Figure 7. snRNA-Seq of control and Alport mice, with and without NAD⁺ supplementation.

(A) The snRNA-Seq reduction by UMAP of 49,488 nuclei in 30 clusters. (B) Proportion of nuclei per cluster by condition. Myofibroblasts and immune cells were upregulated in Alport mice. The effect was mitigated by NR treatment. (C) Differentially expressed genes in proximal tubule cells (PT_S1/S2) of NR-treated Alport mice (vs. vehicle-treated Alport mice). Mice treated with NR had reduced expression of immune signaling transcripts and increased expression of metabolism-related genes (e.g., Acot1, Ehhadh, and Insig1). (D) Enriched pathways between NR-treated Alport mice and vehicle-treated Alport mice in the proximal tubule cell. NR treatment significantly impacted translation (ribosome), metabolism, endocrine function, and PPAR signaling in the proximal tubule cell.
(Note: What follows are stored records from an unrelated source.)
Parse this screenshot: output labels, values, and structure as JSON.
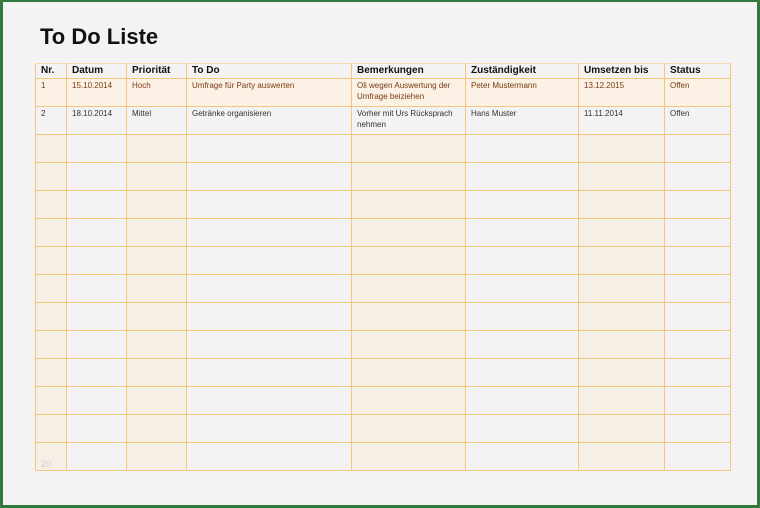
{
  "title": "To Do Liste",
  "columns": [
    "Nr.",
    "Datum",
    "Priorität",
    "To Do",
    "Bemerkungen",
    "Zuständigkeit",
    "Umsetzen bis",
    "Status"
  ],
  "rows": [
    [
      "1",
      "15.10.2014",
      "Hoch",
      "Umfrage für Party auswerten",
      "Oli wegen Auswertung der Umfrage beiziehen",
      "Peter Mustermann",
      "13.12.2015",
      "Offen"
    ],
    [
      "2",
      "18.10.2014",
      "Mittel",
      "Getränke organisieren",
      "Vorher mit Urs Rücksprach nehmen",
      "Hans Muster",
      "11.11.2014",
      "Offen"
    ]
  ],
  "empty_rows": 12,
  "footer": "20",
  "colors": {
    "border": "#2f7a3c",
    "grid": "#f2c97a",
    "background": "#f4f2f4"
  }
}
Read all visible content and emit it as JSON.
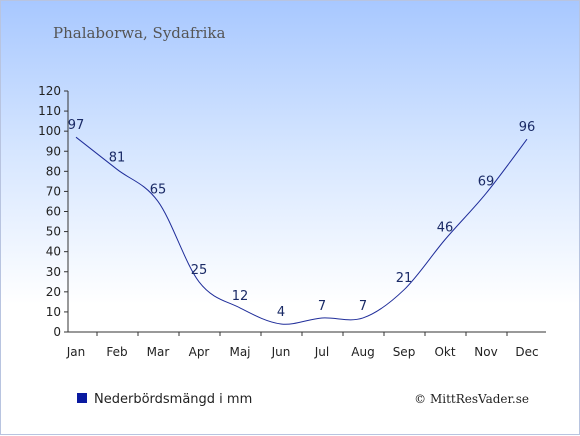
{
  "chart_data": {
    "type": "line",
    "title": "Phalaborwa, Sydafrika",
    "categories": [
      "Jan",
      "Feb",
      "Mar",
      "Apr",
      "Maj",
      "Jun",
      "Jul",
      "Aug",
      "Sep",
      "Okt",
      "Nov",
      "Dec"
    ],
    "series": [
      {
        "name": "Nederbördsmängd i mm",
        "values": [
          97,
          81,
          65,
          25,
          12,
          4,
          7,
          7,
          21,
          46,
          69,
          96
        ]
      }
    ],
    "ylim": [
      0,
      120
    ],
    "yticks": [
      0,
      10,
      20,
      30,
      40,
      50,
      60,
      70,
      80,
      90,
      100,
      110,
      120
    ],
    "grid": false,
    "legend_position": "bottom-left",
    "line_color": "#1f2d9a",
    "legend_color": "#0a1aa0"
  },
  "credit": "© MittResVader.se"
}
Ctrl, control; NAD⁺, nicotinamide adenine dinucleotide; NR, nicotinamide riboside; UMAP, uniform manifold approximation and projection; Veh, vehicle. aPT, adaptive proximal tubules; B, B cell; CIC, cortical intercalated cells; CNT, connecting tubule; DCT, distal convoluted tubule; DendriC, dendritic cell; EC_1, endothelial cells 1; EC_2, endothelial cells 2; EC_Cycl, endothelial cells cycling; iDN, injury distal nephron; IMCL, intramedullary collecting cells; iPT, injury proximal tubules; MIC, medullary intercalated cells; MP_LP_1, macrophage or lymphocyte cells 1; MP_LP_2, macrophage or lymphocyte cells 2; NK_T, natural killer or T cell; PapEpi, papillary epithelial cells; PC, principal cell; POD, podocyte; PT_S1, proximal tubules segment 1; PT_S2, proximal tubules segment 2 cells; PT_S3, proximal tubules segment 3 cells 1; rDCT, regenerative distal convoluted tubule; sTAL, stressed thick ascending limb; STR_1, stromal cell 1; STR_2, stromal cell 2; STR_3, stromal cell 3; STR_4, stromal cell 4; TAL, thick ascending limb.

Figure 8. Spatial localization of Cpt1a and Acadm.
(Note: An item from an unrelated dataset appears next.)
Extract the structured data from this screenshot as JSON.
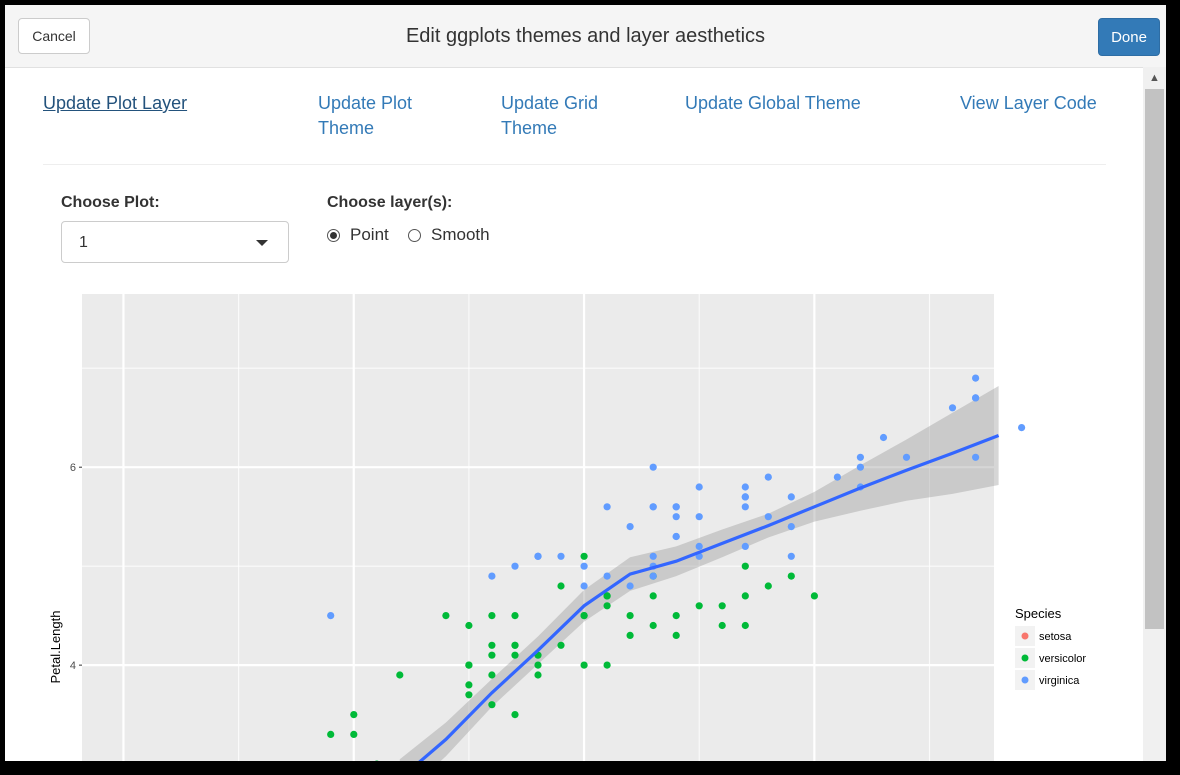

(A) Expression of mitochondrial transcription factor A (Tfam), carnitine palmitoyltransferase 1-α (Cpt1a), and medium-chain acyl-coenzyme A dehydrogenase (MCAD; Acadm) in cell types and conditions by snRNA-Seq. (B) Visium spatial transcriptomics was performed on vehicle-treated male control mice (left), vehicle-treated male Alport mice (center), and NR-treated male Alport mice (right). Cpt1a expression is depicted. (C) Cpt1a expression was restored with NR treatment. (D and E) Expression of Acadm was reduced in Alport mice and restored after NR treatment. (F) Differentially expressed genes within the cortical tubulointerstitium in NR-treated Alport mice (vs. vehicle-treated Alport mice). (G) Pathway enrichment in the cortical tubulointerstitium in NR-treated Alport mice (vs. vehicle-treated Alport mice). Avg., average; CI, confidence interval; Cortex, cortical tubulointerstitium; Ctrl, control; Glom, glomerulus; NAD⁺, nicotinamide adenine dinucleotide; NR, nicotinamide riboside; OR, odds ratio with 95% CI; Pct., percentage; Veh, vehicle. aPT, adaptive proximal tubules; B, B cell; CIC, cortical intercalated cells; CNT, connecting tubule; DCT, distal convoluted tubule; DendriC, dendritic cell; EC_1, endothelial cells 1; EC_2, endothelial cells 2; EC_Cycl, endothelial cells cycling; iDN, injury distal nephron; IMCL, intramedullary collecting cells; iPT, injury proximal tubules; MIC, medullary intercalated cells; MP_LP_1, macrophage or lymphocyte cells 1; MP_LP_2, macrophage or lymphocyte cells 2; NK_T, natural killer or T cell; PapEpi, papillary epithelial cells; PC, principal cell; POD, podocyte; PT_S1, proximal tubules segment 1; PT_S2, proximal tubules segment 2 cells; PT_S3, proximal tubules segment 3 cells 1; rDCT, regenerative distal convoluted tubule; sTAL, stressed thick ascending limb; STR_1, stromal cell 1; STR_2, stromal cell 2; STR_3, stromal cell 3; STR_4, stromal cell 4; TAL, thick ascending limb.